If they're not picky about what part of town to live in they can have a big room with a cellar; if they are, they can have a small room without one, but near the rich peoples' houses where the laundry business will do best.

Permalink

He asks Parmida which one she thinks is best. 

Permalink

" - nice part of town, it'll save us a lot of travel time and might make it easier to eventually have people drop their washing off with us so you don't have to take more than a ten minute break from whatever you actually want to be working on. I thought wizards could magic the heat away anyway."

Permalink

"That is what I thought too." He's pleased. "I do not yet know any spells for dealing with heat but I think it is not too far off, if I make time to practice." 

Permalink

"Well, you had better do that, then!"

Permalink

"I will!" 

So they can get married, with relieved and happy family members watching, and Aroden (he still thinks of himself as this in his head, when he's alone, even though it's not the name he's been going by) buys a nicer set of clothes for the occasion, though not as nice as Parmida's, presumably saved for years for this occasion.

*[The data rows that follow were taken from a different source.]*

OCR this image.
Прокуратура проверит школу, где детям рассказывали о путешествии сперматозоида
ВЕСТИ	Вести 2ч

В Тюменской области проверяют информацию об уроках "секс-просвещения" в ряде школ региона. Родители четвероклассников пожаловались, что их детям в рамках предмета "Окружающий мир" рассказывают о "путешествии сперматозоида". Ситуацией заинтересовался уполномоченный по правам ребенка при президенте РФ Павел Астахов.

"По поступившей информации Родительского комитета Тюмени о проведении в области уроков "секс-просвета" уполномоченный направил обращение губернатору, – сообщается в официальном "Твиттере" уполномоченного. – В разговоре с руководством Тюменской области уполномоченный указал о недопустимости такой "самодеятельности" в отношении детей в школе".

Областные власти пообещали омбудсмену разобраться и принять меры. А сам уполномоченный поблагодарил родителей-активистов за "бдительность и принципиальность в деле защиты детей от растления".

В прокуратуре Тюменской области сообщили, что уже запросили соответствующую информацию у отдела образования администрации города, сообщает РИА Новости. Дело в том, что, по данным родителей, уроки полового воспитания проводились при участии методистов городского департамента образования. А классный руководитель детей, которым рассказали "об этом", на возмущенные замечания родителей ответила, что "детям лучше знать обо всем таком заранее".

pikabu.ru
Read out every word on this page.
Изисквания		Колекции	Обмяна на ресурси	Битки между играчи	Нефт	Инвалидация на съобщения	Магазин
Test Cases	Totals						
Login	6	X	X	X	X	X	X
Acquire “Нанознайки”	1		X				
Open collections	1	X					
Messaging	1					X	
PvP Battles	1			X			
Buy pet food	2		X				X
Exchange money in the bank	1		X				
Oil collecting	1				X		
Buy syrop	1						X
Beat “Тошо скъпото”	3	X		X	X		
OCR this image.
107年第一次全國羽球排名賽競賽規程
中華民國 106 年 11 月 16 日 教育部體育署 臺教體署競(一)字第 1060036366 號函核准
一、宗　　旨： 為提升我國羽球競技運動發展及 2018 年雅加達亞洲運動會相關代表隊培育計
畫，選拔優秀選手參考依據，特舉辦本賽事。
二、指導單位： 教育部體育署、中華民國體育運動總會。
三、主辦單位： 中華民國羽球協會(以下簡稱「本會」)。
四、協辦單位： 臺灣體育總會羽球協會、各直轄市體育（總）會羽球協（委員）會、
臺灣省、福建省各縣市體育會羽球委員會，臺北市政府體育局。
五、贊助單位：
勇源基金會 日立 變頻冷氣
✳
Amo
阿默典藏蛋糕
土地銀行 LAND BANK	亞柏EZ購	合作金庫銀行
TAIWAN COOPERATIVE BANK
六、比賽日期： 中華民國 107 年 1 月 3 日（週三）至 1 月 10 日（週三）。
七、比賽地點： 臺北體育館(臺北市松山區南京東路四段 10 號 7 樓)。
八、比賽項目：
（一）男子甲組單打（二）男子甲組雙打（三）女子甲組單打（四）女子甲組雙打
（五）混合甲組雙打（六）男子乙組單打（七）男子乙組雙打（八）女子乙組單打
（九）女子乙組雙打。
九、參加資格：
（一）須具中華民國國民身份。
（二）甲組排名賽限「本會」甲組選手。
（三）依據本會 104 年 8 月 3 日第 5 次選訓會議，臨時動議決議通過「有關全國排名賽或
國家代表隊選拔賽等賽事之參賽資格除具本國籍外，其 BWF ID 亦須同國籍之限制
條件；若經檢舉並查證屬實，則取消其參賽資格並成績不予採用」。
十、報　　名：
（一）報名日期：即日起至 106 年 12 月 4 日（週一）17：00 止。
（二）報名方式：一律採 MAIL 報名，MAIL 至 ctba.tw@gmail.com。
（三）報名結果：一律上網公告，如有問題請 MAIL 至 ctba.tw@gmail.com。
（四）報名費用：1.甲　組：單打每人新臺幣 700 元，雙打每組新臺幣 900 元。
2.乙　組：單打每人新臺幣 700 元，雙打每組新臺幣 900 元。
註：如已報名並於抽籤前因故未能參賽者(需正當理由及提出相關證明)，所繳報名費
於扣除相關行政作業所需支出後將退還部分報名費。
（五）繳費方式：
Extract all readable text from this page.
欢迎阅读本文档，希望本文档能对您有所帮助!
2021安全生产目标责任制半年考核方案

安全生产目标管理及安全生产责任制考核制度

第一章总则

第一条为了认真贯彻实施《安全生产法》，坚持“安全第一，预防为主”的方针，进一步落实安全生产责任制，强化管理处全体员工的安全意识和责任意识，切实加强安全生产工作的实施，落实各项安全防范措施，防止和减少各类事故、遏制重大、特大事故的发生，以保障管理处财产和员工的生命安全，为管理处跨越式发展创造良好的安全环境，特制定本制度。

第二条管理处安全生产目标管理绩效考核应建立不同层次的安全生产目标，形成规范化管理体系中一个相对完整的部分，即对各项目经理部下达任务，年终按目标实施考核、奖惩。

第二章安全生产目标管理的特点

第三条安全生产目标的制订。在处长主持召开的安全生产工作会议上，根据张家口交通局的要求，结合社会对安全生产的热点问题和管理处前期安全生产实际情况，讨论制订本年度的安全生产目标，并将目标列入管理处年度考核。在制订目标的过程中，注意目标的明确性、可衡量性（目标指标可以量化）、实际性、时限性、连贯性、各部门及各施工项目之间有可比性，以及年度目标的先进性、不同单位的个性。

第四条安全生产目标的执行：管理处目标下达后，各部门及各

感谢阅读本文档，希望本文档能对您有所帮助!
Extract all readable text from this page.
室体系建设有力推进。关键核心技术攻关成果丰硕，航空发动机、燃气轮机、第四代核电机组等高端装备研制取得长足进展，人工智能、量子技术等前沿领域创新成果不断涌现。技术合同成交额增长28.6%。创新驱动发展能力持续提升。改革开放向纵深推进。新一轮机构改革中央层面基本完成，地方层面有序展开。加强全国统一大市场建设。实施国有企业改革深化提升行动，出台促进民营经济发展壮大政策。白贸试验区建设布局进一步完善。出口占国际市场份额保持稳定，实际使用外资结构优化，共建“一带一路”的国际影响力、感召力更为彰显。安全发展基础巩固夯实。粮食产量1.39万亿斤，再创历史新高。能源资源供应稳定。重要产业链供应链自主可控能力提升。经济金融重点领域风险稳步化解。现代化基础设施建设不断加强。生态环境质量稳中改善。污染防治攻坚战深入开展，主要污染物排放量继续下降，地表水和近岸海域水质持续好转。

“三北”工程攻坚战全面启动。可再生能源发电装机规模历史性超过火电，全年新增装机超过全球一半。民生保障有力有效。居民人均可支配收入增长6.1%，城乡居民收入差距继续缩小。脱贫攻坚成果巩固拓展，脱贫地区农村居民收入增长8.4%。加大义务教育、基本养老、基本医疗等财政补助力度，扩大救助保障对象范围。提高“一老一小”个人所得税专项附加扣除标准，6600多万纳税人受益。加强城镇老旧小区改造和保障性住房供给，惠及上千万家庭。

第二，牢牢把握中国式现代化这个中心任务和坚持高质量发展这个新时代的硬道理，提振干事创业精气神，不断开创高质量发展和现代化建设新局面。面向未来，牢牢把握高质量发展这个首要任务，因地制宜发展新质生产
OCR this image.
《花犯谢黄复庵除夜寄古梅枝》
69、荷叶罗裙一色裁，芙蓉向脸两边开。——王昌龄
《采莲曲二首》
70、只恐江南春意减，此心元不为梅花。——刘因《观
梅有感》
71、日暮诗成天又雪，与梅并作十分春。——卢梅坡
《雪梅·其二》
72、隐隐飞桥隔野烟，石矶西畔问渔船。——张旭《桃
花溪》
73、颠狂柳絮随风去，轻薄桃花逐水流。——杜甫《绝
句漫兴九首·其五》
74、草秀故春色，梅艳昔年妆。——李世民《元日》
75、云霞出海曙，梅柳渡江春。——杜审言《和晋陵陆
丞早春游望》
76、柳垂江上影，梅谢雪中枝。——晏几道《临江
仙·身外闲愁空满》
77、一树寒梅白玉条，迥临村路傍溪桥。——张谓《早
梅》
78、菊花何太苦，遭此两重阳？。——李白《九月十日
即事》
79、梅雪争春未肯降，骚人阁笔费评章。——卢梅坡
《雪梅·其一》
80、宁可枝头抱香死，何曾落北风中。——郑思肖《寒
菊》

He gives her a necklace and matching earrings that he traded for magic (and still has a commitment to clean the jeweller's shop once a week for the next two months, but it's not too long a walk.)

They move into their new small room. They don't have any real furniture at the start, just a mat to sleep on together, and some crates to sit on, and whatever Parmida brings with her, but they can work on that over time. His first furniture purchase is a set of shelves for his notes, and the books he hopes to own someday. 

He has the conversation with Parmida about how Saba isn't his son by blood, and how he wants to help the child remember his parents, and this is why Saba will call her by her given name, although he hopes that the boy will accept her as a second mother eventually. (Why can't someone have two mothers?) 

On the off days from laundry work, he looks for other wizards in the city. He's been poking at the structure of his few spells, trying to hold up the shape of it in his mind and match any of it to the half-remembered procedural knowledge of a god's-angle view of magic. He can get the minor entropy spell to cool water, which is quite nice, and he's hoping he can adapt a higher-level spell eventually to cook food, though ideally he'll find someone who knows an existing one first. In the long run, he hopes to gain back a deep enough intuition for how he and magic can interact that he can throw together new spells with relative ease, but for the next few years, copying from other wizards is going to be faster and easier.

He starts trying to teach Saba the alphabet. 

His world feels very, very small, and he feels weak and helpless and blind and deaf, and he still wakes up crying in the night sometimes - kind of often, really - but he has a roof over his head and nobody is trying to murder him right now and he finally feels like he's maybe, barely, starting to rebuild.